This article stems from a interesting event on a project I was working on
recently. Overall it's about defaults, but as you'll see it's just as much about
design principles and communication.
I did the database design consisting of about 50 tables, driven by what I'd
consider to be fairly standard design goals:
- Normalize the design (reasonably!)
- Avoid nulls as much as possible
- Date stamp rows where appropriate
- Provide default values where they make sense
- etc, etc
I also had a light data dictionary where I documented the purpose of each
table along with the column names and their purposes as well. For those that are
wondering, I built my dictionary by hand in Word. I have no real objection to
using the built in extended properties that can be used for the same purpose,
but I didn't have a tool handy to generate a doc from the properties and
maintaining the doc manually wasn't a lot of work for a project this size.

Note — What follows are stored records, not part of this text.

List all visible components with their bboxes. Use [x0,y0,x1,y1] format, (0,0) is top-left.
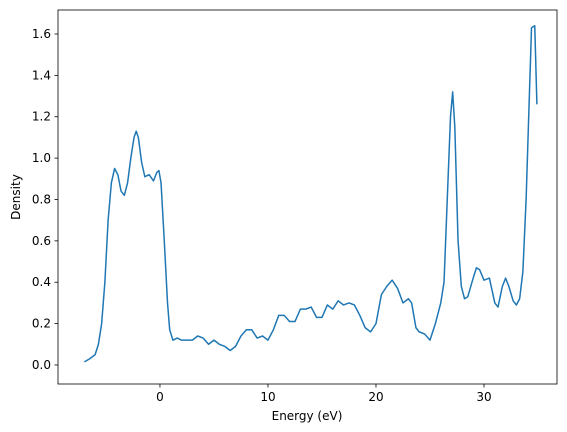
y-tick-label: 0.6 [32,234,51,248]
y-tick-label: 1.2 [32,110,51,124]
y-tick-label: 0.0 [32,358,51,372]
x-axis-label: Energy (eV) [272,409,343,423]
x-tick-label: 30 [476,390,491,404]
y-tick-label: 0.2 [32,317,51,331]
x-tick-label: 20 [368,390,383,404]
y-tick-label: 1.0 [32,151,51,165]
y-tick-label: 1.4 [32,68,51,82]
y-tick-label: 0.8 [32,192,51,206]
line [83,24,538,363]
plot-frame [57,9,558,385]
y-axis-label: Density [9,174,23,220]
x-tick-label: 10 [260,390,275,404]
y-tick-label: 1.6 [32,27,51,41]
y-tick-label: 0.4 [32,275,51,289]
x-tick-label: 0 [156,390,164,404]
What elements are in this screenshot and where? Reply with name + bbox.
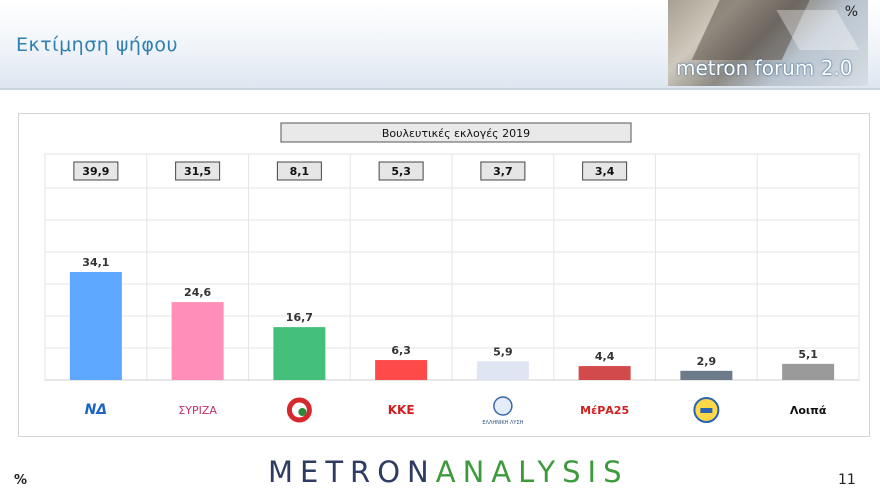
- bar-value-label: 16,7: [286, 311, 313, 324]
- bar-2: [273, 327, 326, 380]
- kinal-logo-inner-icon: [298, 408, 307, 416]
- bar-3: [375, 360, 428, 380]
- kke-logo-icon: ΚΚΕ: [388, 403, 415, 417]
- bar-value-label: 5,1: [798, 348, 818, 361]
- metron-analysis-logo: METRONANALYSIS: [268, 455, 629, 489]
- niki-logo-band-icon: [700, 408, 713, 413]
- syriza-logo-icon: ΣΥΡΙΖΑ: [178, 404, 217, 417]
- bar-4: [476, 361, 529, 380]
- bar-0: [69, 272, 122, 380]
- election-2019-label: 3,7: [493, 165, 513, 178]
- bar-value-label: 24,6: [184, 286, 211, 299]
- nd-logo-icon: ΝΔ: [85, 402, 108, 418]
- banner-label: metron forum 2.0: [676, 56, 853, 80]
- election-2019-box: [175, 161, 221, 181]
- election-2019-box: [378, 161, 424, 181]
- others-label: Λοιπά: [790, 404, 827, 417]
- election-2019-label: 5,3: [391, 165, 411, 178]
- bar-6: [680, 370, 733, 380]
- elliniki-lysi-logo-text: ΕΛΛΗΝΙΚΗ ΛΥΣΗ: [482, 420, 523, 426]
- election-2019-label: 39,9: [82, 165, 109, 178]
- bar-5: [578, 366, 631, 380]
- bar-value-label: 6,3: [391, 344, 411, 357]
- election-2019-box: [582, 161, 628, 181]
- brand-analysis: ANALYSIS: [435, 455, 629, 489]
- page-number: 11: [838, 472, 856, 488]
- bar-7: [782, 363, 835, 380]
- election-2019-box: [73, 161, 119, 181]
- bar-value-label: 5,9: [493, 345, 513, 358]
- metron-forum-banner: % metron forum 2.0: [668, 0, 868, 86]
- bar-value-label: 2,9: [697, 355, 717, 368]
- page-title: Εκτίμηση ψήφου: [16, 34, 179, 56]
- election-2019-label: 3,4: [595, 165, 615, 178]
- chart-frame: Βουλευτικές εκλογές 2019 39,9 34,1 ΝΔ 31,5 24…: [18, 113, 870, 437]
- chart-title-box: [280, 122, 632, 143]
- vote-estimate-chart: Βουλευτικές εκλογές 2019 39,9 34,1 ΝΔ 31,5 24…: [44, 122, 860, 426]
- election-2019-label: 31,5: [184, 165, 211, 178]
- elliniki-lysi-logo-icon: [493, 396, 513, 416]
- chart-title: Βουλευτικές εκλογές 2019: [382, 127, 530, 140]
- banner-unit: %: [844, 4, 858, 20]
- bar-value-label: 4,4: [595, 350, 615, 363]
- header-divider: [0, 88, 880, 90]
- bar-value-label: 34,1: [82, 256, 109, 269]
- bar-1: [171, 302, 224, 380]
- election-2019-box: [276, 161, 322, 181]
- election-2019-box: [480, 161, 526, 181]
- brand-metron: METRON: [268, 455, 436, 489]
- mera25-logo-icon: ΜέΡΑ25: [580, 404, 629, 417]
- footer-unit: %: [14, 473, 28, 488]
- election-2019-label: 8,1: [290, 165, 310, 178]
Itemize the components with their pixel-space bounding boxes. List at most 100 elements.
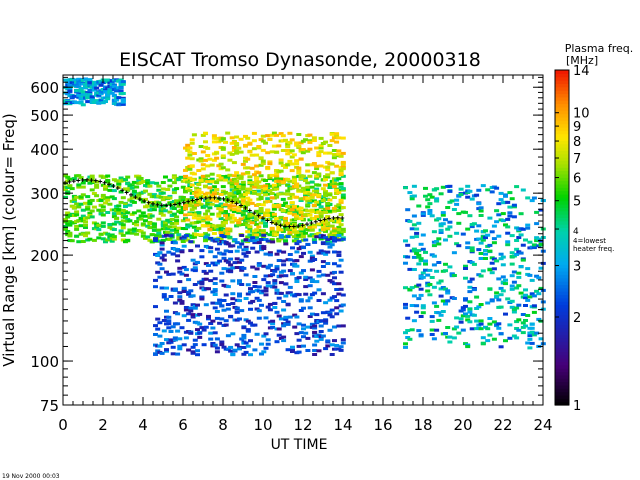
echo-cell [447,225,453,229]
echo-cell [520,243,526,247]
echo-cell [270,325,276,329]
echo-cell [180,219,186,223]
echo-cell [118,229,124,233]
echo-cell [143,197,148,201]
echo-cell [153,239,158,243]
echo-cell [420,247,426,251]
echo-cell [434,197,440,201]
echo-cell [491,237,497,241]
x-tick-label: 18 [413,416,432,434]
echo-cell [309,195,315,199]
echo-cell [296,233,302,237]
echo-cell [281,300,287,303]
echo-cell [83,201,88,205]
echo-cell [425,198,431,202]
trace-marker [195,197,199,202]
echo-cell [296,133,302,136]
colorbar-tick-label: 8 [573,135,581,150]
echo-cell [252,281,258,284]
colorbar-segment [555,307,569,312]
echo-cell [183,213,188,217]
echo-cell [451,336,457,340]
echo-cell [480,184,486,188]
echo-cell [156,233,162,237]
echo-cell [183,174,188,178]
echo-cell [199,297,205,301]
echo-cell [283,242,289,246]
echo-cell [454,231,460,235]
echo-cell [287,131,293,135]
echo-cell [265,342,271,346]
echo-cell [332,276,337,280]
echo-cell [294,182,300,186]
echo-cell [247,219,253,223]
echo-cell [338,345,344,349]
y-tick-label: 300 [30,185,59,203]
echo-cell [447,234,453,238]
echo-cell [529,341,535,345]
echo-cell [192,343,198,347]
echo-cell [67,89,73,93]
echo-cell [131,200,137,204]
echo-cell [285,177,291,181]
echo-cell [496,234,502,238]
echo-cell [278,235,284,239]
colorbar-segment [555,126,569,131]
echo-cell [125,231,131,235]
echo-cell [252,241,258,245]
trace-marker [146,200,151,205]
echo-cell [407,191,413,195]
echo-cell [191,133,197,137]
echo-cell [230,279,236,283]
echo-cell [209,226,215,230]
echo-cell [505,217,511,221]
echo-cell [443,332,448,335]
echo-cell [458,193,464,196]
echo-cell [83,234,88,238]
echo-cell [80,185,86,189]
echo-cell [245,251,251,254]
echo-cell [314,235,320,239]
echo-cell [271,231,277,235]
echo-cell [440,222,446,226]
colorbar-segment [555,264,569,269]
echo-cell [405,208,411,212]
echo-cell [234,135,240,139]
trace-marker [115,186,120,191]
trace-marker [93,178,98,183]
echo-cell [105,232,111,236]
echo-cell [465,318,471,322]
echo-cell [289,186,295,190]
echo-cell [183,146,188,150]
echo-cell [285,149,291,152]
echo-cell [420,212,426,216]
echo-cell [263,332,269,336]
echo-cell [478,214,484,217]
echo-cell [271,212,277,216]
echo-cell [298,149,304,153]
echo-cell [166,272,172,276]
echo-cell [311,193,317,197]
echo-cell [325,262,331,265]
echo-cell [291,179,297,183]
echo-cell [443,287,448,291]
echo-cell [161,293,167,297]
echo-cell [231,204,237,208]
echo-cell [175,352,181,356]
echo-cell [105,211,111,214]
colorbar-segment [555,214,569,218]
echo-cell [237,245,242,249]
echo-cell [407,267,413,271]
echo-cell [334,140,340,144]
echo-cell [340,303,346,307]
echo-cell [116,182,122,186]
colorbar-segment [555,167,569,172]
echo-cell [411,194,417,198]
echo-cell [456,331,462,335]
echo-cell [80,240,86,243]
echo-cell [251,147,257,151]
echo-cell [183,308,189,312]
echo-cell [338,185,344,189]
echo-cell [531,294,537,298]
echo-cell [178,175,184,179]
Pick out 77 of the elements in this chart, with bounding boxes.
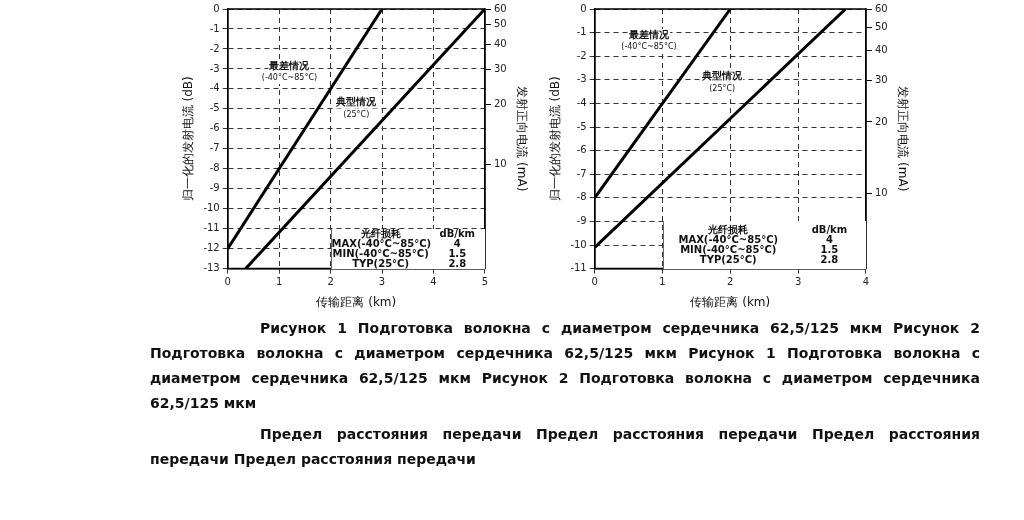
y-axis-title: 归一化的发射电流 (dB) (181, 76, 196, 202)
y2-tick-label: 20 (493, 97, 507, 109)
y-tick-label: -6 (576, 144, 587, 156)
annotation: MIN(-40°C~85°C) (331, 247, 429, 259)
annotation: dB/km (810, 223, 849, 235)
text: Предел расстояния передачи Предел расстояния передачи Предел расстояния передачи Предел расстояния передачи (150, 425, 980, 469)
annotation: MAX(-40°C~85°C) (677, 234, 780, 245)
annotation: 4 (453, 237, 461, 249)
x-tick-label: 2 (727, 276, 734, 288)
annotation: 2.8 (447, 257, 468, 269)
y-tick-label: -5 (576, 120, 587, 132)
y-tick-label: -8 (576, 191, 587, 203)
x-tick-label: 5 (481, 276, 489, 288)
x-tick-label: 3 (378, 276, 386, 288)
x-tick-label: 3 (794, 276, 802, 288)
y2-tick-label: 30 (493, 62, 507, 74)
y-tick-label: -3 (576, 73, 587, 85)
y-tick-label: -7 (576, 167, 587, 179)
x-tick-label: 4 (862, 276, 870, 288)
annotation: MIN(-40°C~85°C) (680, 244, 777, 255)
y-tick-label: -1 (576, 26, 587, 38)
y-tick-label: -9 (209, 182, 220, 194)
annotation: TYP(25°C) (699, 254, 757, 265)
y2-tick-label: 10 (874, 186, 888, 198)
y2-tick-label: 40 (874, 44, 888, 56)
y-tick-label: -10 (203, 202, 220, 214)
y2-tick-label: 40 (493, 37, 507, 49)
x-tick-label: 0 (224, 276, 231, 288)
y-tick-label: -10 (570, 238, 587, 250)
y-tick-label: -1 (209, 22, 220, 34)
y-tick-label: 0 (213, 2, 220, 14)
annotation: 2.8 (819, 253, 840, 265)
annotation: 典型情况 (25°C) (335, 96, 378, 119)
annotation: 最差情况 (-40°C~85°C) (261, 59, 318, 83)
y2-tick-label: 10 (493, 157, 507, 169)
y-tick-label: -6 (209, 122, 220, 134)
y2-axis-title: 发射正向电流 (mA) (895, 86, 910, 192)
y-axis-title: 归一化的发射电流 (dB) (548, 76, 563, 202)
y-tick-label: 0 (580, 2, 587, 14)
y-tick-label: -12 (203, 242, 220, 254)
y2-tick-label: 50 (874, 21, 888, 33)
annotation: TYP(25°C) (352, 257, 409, 269)
y-tick-label: -7 (209, 142, 220, 154)
annotation: 1.5 (819, 243, 840, 255)
x-tick-label: 4 (430, 276, 437, 288)
y2-tick-label: 60 (874, 2, 888, 14)
y2-tick-label: 50 (493, 18, 507, 30)
x-tick-label: 1 (659, 276, 666, 288)
y-tick-label: -4 (209, 82, 220, 94)
annotation: dB/km (438, 227, 476, 239)
y-tick-label: -2 (209, 42, 220, 54)
y2-tick-label: 20 (874, 115, 888, 127)
y-tick-label: -5 (209, 102, 220, 114)
annotation: MAX(-40°C~85°C) (331, 237, 432, 249)
annotation: 典型情况 (25°C) (701, 70, 744, 93)
annotation: 1.5 (447, 247, 468, 259)
annotation: 光纤损耗 (359, 227, 402, 239)
x-axis-title: 传输距离 (km) (316, 294, 397, 309)
y-tick-label: -8 (209, 162, 220, 174)
y-tick-label: -4 (576, 96, 587, 108)
x-tick-label: 0 (591, 276, 598, 288)
y-tick-label: -13 (203, 262, 220, 274)
annotation: 最差情况 (-40°C~85°C) (621, 28, 677, 52)
y-tick-label: -11 (203, 222, 220, 234)
x-axis-title: 传输距离 (km) (690, 294, 771, 309)
annotation: 4 (824, 234, 834, 245)
x-tick-label: 1 (275, 276, 283, 288)
annotation: 光纤损耗 (707, 223, 749, 235)
y-tick-label: -3 (209, 62, 220, 74)
y-tick-label: -2 (576, 49, 587, 61)
y2-tick-label: 30 (874, 73, 888, 85)
text: Рисунок 1 Подготовка волокна с диаметром сердечника 62,5/125 мкм Рисунок 2 Подготовка волокна с диаметром сердечника 62,5/125 мкм Рисунок 1 Подготовка волокна с диаметром сердечника 62,5/125 мкм Рисунок 2 Подготовка волокна с диаметром сердечника 62,5/125 мкм (150, 319, 980, 413)
y2-axis-title: 发射正向电流 (mA) (514, 86, 529, 192)
y-tick-label: -11 (570, 262, 587, 274)
y-tick-label: -9 (576, 214, 587, 226)
y2-tick-label: 60 (493, 2, 507, 14)
x-tick-label: 2 (327, 276, 334, 288)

I also documented some of the standards to be used and how some of the
business processes would work.
Now going back to the design principles, I hope most of you would agree with
me at least on normalizing and avoiding nulls. Date stamping (requiring you to
track at least the date the record was added to the table) isn't uncommon, but
in my experience tends to be under used in table design. I'm not trying to build
a full auditing solution as I will typically implement that with triggers once
the design has stabilized, I just like to know when rows were added. For the
tables where I felt a date stamp was needed I used a datetime data type
(arguably in some of these cases smalldatetime would have been sufficient, but
we'll save that for another day) and a default of GETUTCDate().
Note: After using getdate() for much of my career, in the past couple
years I've started to use getutcdate() instead. For those of you who may not
have used them, getdate() returns the local server time and getutcdate() returns
universal (GMT) time. If you're running a single server you can use either,
though getdate() is probably more comfortable since the time you see in your
queries will match the time on your watch. Once you start crossing time zones on
multiple servers you'll start to find getutcdate() more interesting.
I also listed 'provide default values where they make sense' as a design
goal. For example, in this project there is a business process where users start
out as unverified, may get moved to a status of unverified (follow up sent), and
hopefully to a status of verified. I prefer numbers over text for this kind of
situation, so I had a look up table where:
- 0 = Unverified
- 1 = Verified
- 2 = Unverified (Follow up sent)
- 3 = Expired (Can be deleted)
In the users table I set the default to zero. It's not that I couldn't or
wouldn't ever add a user directly with a status of verified, but in the standard
business flow I knew that users would start at zero and by setting it as a
default, I could save passing in one value to a stored procedure and also
indirectly enforce the workflow I had in mind by making sure users started at
the correct status.
I was fortunate enough to be able to outsource some of the early data access
work to a contractor I had worked with many times before and I provided him with
a copy of my docs. Some time later after that initial work was done I was doing
some testing and was not getting the expected results. Digging in to the problem
a bit I found that the test row I had added and expected to see was being
excluded due to a where clause built around the dateadded column. Looking a
little further I finally found the problem in the stored procedure used to add
the row, he had explicitly specified getdate()!
Talk about an "aha" moment. My first thought was that using GetDate() made
sense in his context. Most of us use it routinely and he had worked with me
before when I used it, and of course I had not documented that I was using UTC
for dates throughout. So my fault, and easy enough to fix.
But wait, there's more. Even if he had used GetUTCDate, to me it would have
been bad coding. The column had a default and it would never make sense outside
of some type of administrative action to enter a different value for the date
the record was added, so I would have just omitted the column from the insert
altogether. A middle of the road approach would have been to use the DEFAULT
keyword as the value for the date. The worst part is that if I changed the
default on the table, perhaps to reflect a change in the business approach, the
stored procedure would still be implementing the original behavior.
I think that we wind up with four possible philosophies:
- Defaults are set for a reason, overriding is treason! Columns with
default values should be excluded from all insert statements
- Defaults are ok, you can include columns with defaults in your insert,
but if you truly want the default value the correct way is to use the
- Defaults are evil. Most likely you would set the column as not null and
force whoever is writing the insert to do the homework required to figure
out what a good initial value is or where it should come from.
- Chaos, where everyone does it however they like on the project!
Aside from avoiding chaos, I'm not sure which to recommend. I've used
defaults for a long time and am used to working that way, but is it helpful or
confusing behavior? Or is it just a matter of setting the standards up front so
there is no collision of philosophies? One downside to not using defaults is you
would no longer be able to do "insert into table default values" which I find
useful when generating a few rows for testing, but have never used in production
code. You could enforce defaults via an instead of trigger, but that seems like
a lot of work that you may regret at some point anyway.
Is it a Zen question, or is there really a right answer? I'm looking forward
to your comments so that we can figure it out together!